Viagem etílica-político-sentimental nos 500 anos da capital de Cuba

Alberto Freitas, Jorge Ferreira, Xéu, Nestor Mendes e o Lada azul royal 1979
Este Diário conta a viagem à San Cristóbal de la Habana – Havana, a capital de Cuba - que celebrou, no último mês de novembro, 500 anos de sua fundação. Com cerca de 2,4 milhões de habitantes, é uma cidade belíssima, cheia de verde e de música pelas suas esquinas.

Possui elementos de uma cidade rica, mas não possui nenhum sinal de pobreza extrema, como favelas e invasões. Tem um pouco de Salvador, a capital da Bahia, por causa do seu casco histórico colonial e pela forte presença da cultura africana. As duas cidades foram portos de atracação de navios negreiros, e Cuba foi o penúltimo país americano a abolir a escravidão, em 1886, perdendo somente por dois anos para o Brasil.

Fascinado, calcorreei pelas ruas que assistiram, em 1º de janeiro de 1959, Che Guevara e Camilo Cienfuegos desfilar como vencedores da batalha de Santa Clara. Eram os dois dos três mais importantes líderes da Revolução Cubana – o outro era Fidel Castro – a anunciar a Revolução Socialista de Cuba.

Dia 01

Chegamos em Havana, capital de Cuba, na manhã de sábado, dia 9 de novembro - depois de uma escala na Cidade do Panamá - no Aeroporto Internacional José Martí, uma construção de 1930, mas totalmente reformado em 1998. Estava em companhia dos jornalistas baianos Alberto Freitas e Valter Xéu, este último um “cubanólogo”, que já esteve na Ilha dezena de vezes e lançou, recentemente, “A Culpa É de Fidel - Cadernos de Viagem e Utopias”, um relato de suas andanças pela pátria do socialismo, além de aventuras no Irã, Rússia, Coreia do Norte e África.

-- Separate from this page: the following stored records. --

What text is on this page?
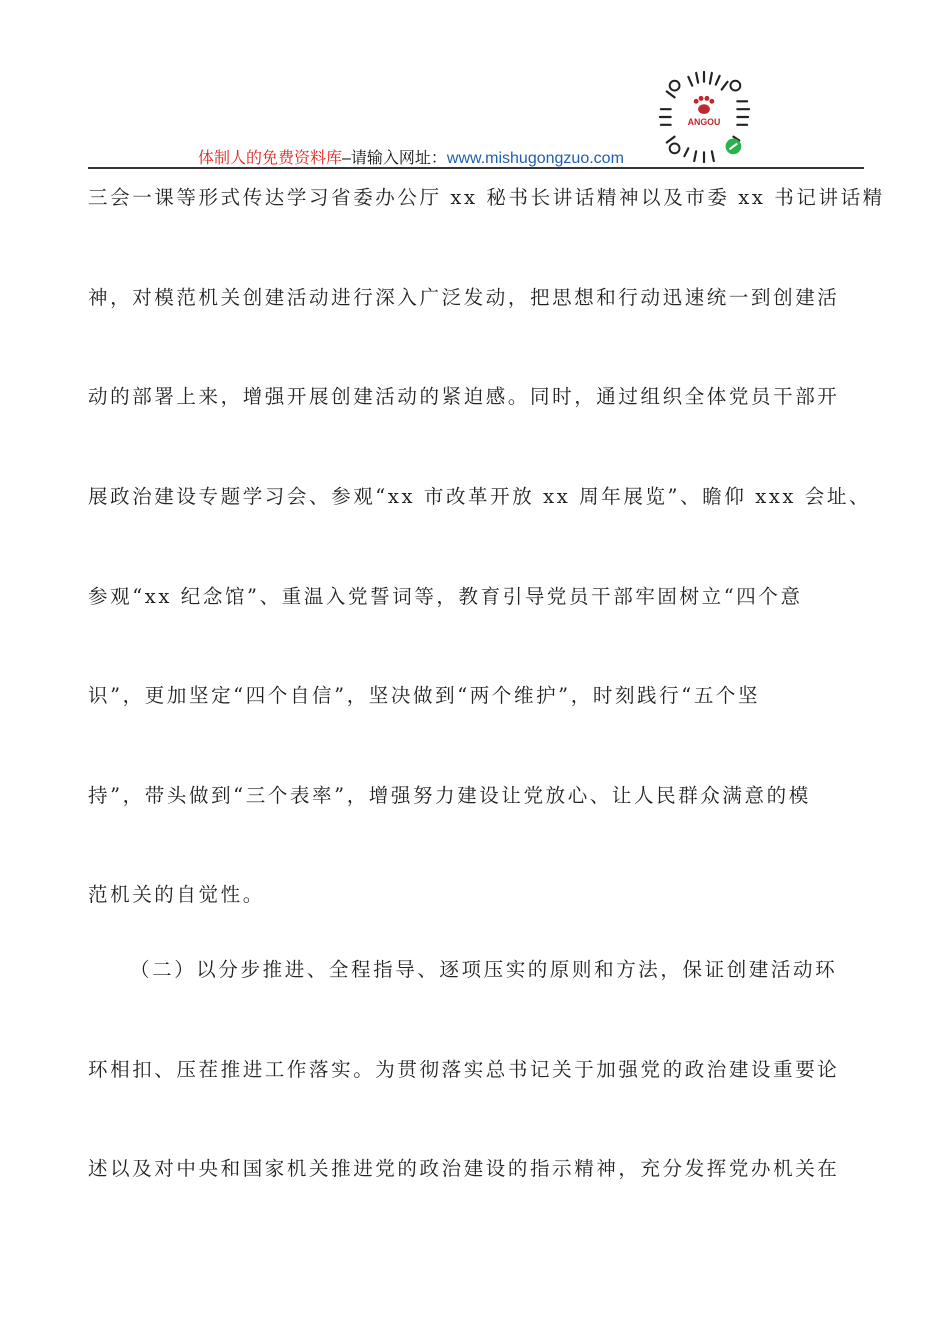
体制人的免费资料库–请输入网址：www.mishugongzuo.com
ANGOU
三会一课等形式传达学习省委办公厅 xx 秘书长讲话精神以及市委 xx 书记讲话精
神，对模范机关创建活动进行深入广泛发动，把思想和行动迅速统一到创建活
动的部署上来，增强开展创建活动的紧迫感。同时，通过组织全体党员干部开
展政治建设专题学习会、参观“xx 市改革开放 xx 周年展览”、瞻仰 xxx 会址、
参观“xx 纪念馆”、重温入党誓词等，教育引导党员干部牢固树立“四个意
识”，更加坚定“四个自信”，坚决做到“两个维护”，时刻践行“五个坚
持”，带头做到“三个表率”，增强努力建设让党放心、让人民群众满意的模
范机关的自觉性。
（二）以分步推进、全程指导、逐项压实的原则和方法，保证创建活动环
环相扣、压茬推进工作落实。为贯彻落实总书记关于加强党的政治建设重要论
述以及对中央和国家机关推进党的政治建设的指示精神，充分发挥党办机关在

Contrastes. Foi a minha primeira percepção já do lado de fora: as estruturas vermelhas de metal do aeroporto em meio ao verde luxuriante. No estacionamento, carros antigos - como Chevrolet, Bel Air, Plymouth, Buick e Lada - dividiam espaço com modelos novíssimos da Renault, Kia, Hyundai e... Lada, só que agora o carro russo é de última geração, com linhas arredondadas e sistemas eletrônicos.

E era Jorge Ferreira, ex-integrante do bureau político de Fidel Castro e amigo de Xéu – que nos esperava em seu Lada azul royal, 1979, placa P 077 156, para ser o nosso cicerone por esta San Cristóbal de La Habana, que estava prestes a completar, no dia 16 de novembro, 500 anos de sua fundação. Os bancos estavam totalmente reformados e o revestimento das portas e colunas havia sido trocado por madeira. No pequeno porta-malas, alguns bidões de gasolina.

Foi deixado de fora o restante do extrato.